Bachelor Thesis
Development of a Lightweight Miniature Camera with On-Board Image Processing
Vision is an important source of sensory input for autonomous mobile robotics. In most current robotic systems, standard video cameras transmit captured images to a PC for image processing, e.g. through FireWire, USB, or possibly wireless. Continuously increasing autonomy and increasing number of cooperating robots for a given task often requires rudimentary on-board vision processing, as transmission bandwidth and latency in such systems get hard to handle. However, a miniature and lightweight yet powerful stand-alone image-processing-system is not currently available.

For this thesis the student will design, build, and program a stand-alone vision system composed of a tiny CMOS camera module as is typically found in mobile telephones (around 5x5mm), an SRAM module for buffering captured images, and a microprocessor to perform simple vision algorithms in an embedded system (such as blob-tracking). Particular attention should be given to size and weight constraints, as the vision system shall be employed on miniature flying quadro-copters. We have designed a similar system some years ago which shall serve as a reference; however, current technology has advanced dramatically, which requires a re-design with significantly improved features.
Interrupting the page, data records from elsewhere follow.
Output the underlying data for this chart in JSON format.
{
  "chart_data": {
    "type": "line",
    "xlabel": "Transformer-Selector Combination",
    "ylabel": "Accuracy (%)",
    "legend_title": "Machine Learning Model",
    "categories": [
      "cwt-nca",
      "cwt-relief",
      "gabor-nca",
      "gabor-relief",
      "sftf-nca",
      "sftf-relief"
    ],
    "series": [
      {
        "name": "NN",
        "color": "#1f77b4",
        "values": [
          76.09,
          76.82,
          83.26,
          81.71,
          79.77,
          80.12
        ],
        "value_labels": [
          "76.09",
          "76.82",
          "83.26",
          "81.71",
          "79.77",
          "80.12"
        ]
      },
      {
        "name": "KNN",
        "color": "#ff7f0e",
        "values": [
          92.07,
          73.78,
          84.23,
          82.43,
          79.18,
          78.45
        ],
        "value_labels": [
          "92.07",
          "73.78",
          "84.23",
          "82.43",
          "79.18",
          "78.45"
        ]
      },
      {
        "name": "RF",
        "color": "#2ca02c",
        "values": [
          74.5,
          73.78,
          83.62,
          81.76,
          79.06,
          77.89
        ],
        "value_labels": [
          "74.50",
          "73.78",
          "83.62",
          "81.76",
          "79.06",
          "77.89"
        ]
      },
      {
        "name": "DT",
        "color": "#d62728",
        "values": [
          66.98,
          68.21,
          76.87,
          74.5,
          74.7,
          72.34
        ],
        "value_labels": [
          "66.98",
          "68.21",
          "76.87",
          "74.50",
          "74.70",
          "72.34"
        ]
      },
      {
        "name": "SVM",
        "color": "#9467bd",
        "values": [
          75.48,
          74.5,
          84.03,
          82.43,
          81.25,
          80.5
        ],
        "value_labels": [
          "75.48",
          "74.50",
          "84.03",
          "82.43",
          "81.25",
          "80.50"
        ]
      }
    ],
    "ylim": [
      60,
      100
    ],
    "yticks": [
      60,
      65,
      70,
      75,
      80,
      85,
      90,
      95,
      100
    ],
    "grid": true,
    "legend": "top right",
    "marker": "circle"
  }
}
- Investigate functionality of miniature CMOS camera modules
- Evaluation of CMOS camera modules, SRAM chips and possibly microcontrollers
- Design system composed of CMOS camera, SRAM and microcontroller
- Circuit-Board design and assembly of such a system
- Basic software development for camera system (in C for microcontroller) and host PC
This thesis requires familiarity with electronic components (e.g. microcontrollers, SRAM), experience in circuit board design (Eagle), and programming skills in C (possibly Java/PC).
This work is part of a new student-project started at Fachbereich NST that investigates in swarms of miniaturized autonomous flying vehicles. The miniature camera shall ultimately be used on-board of flying quadro-copters to detect salient objects (as part of an international UAV-competition).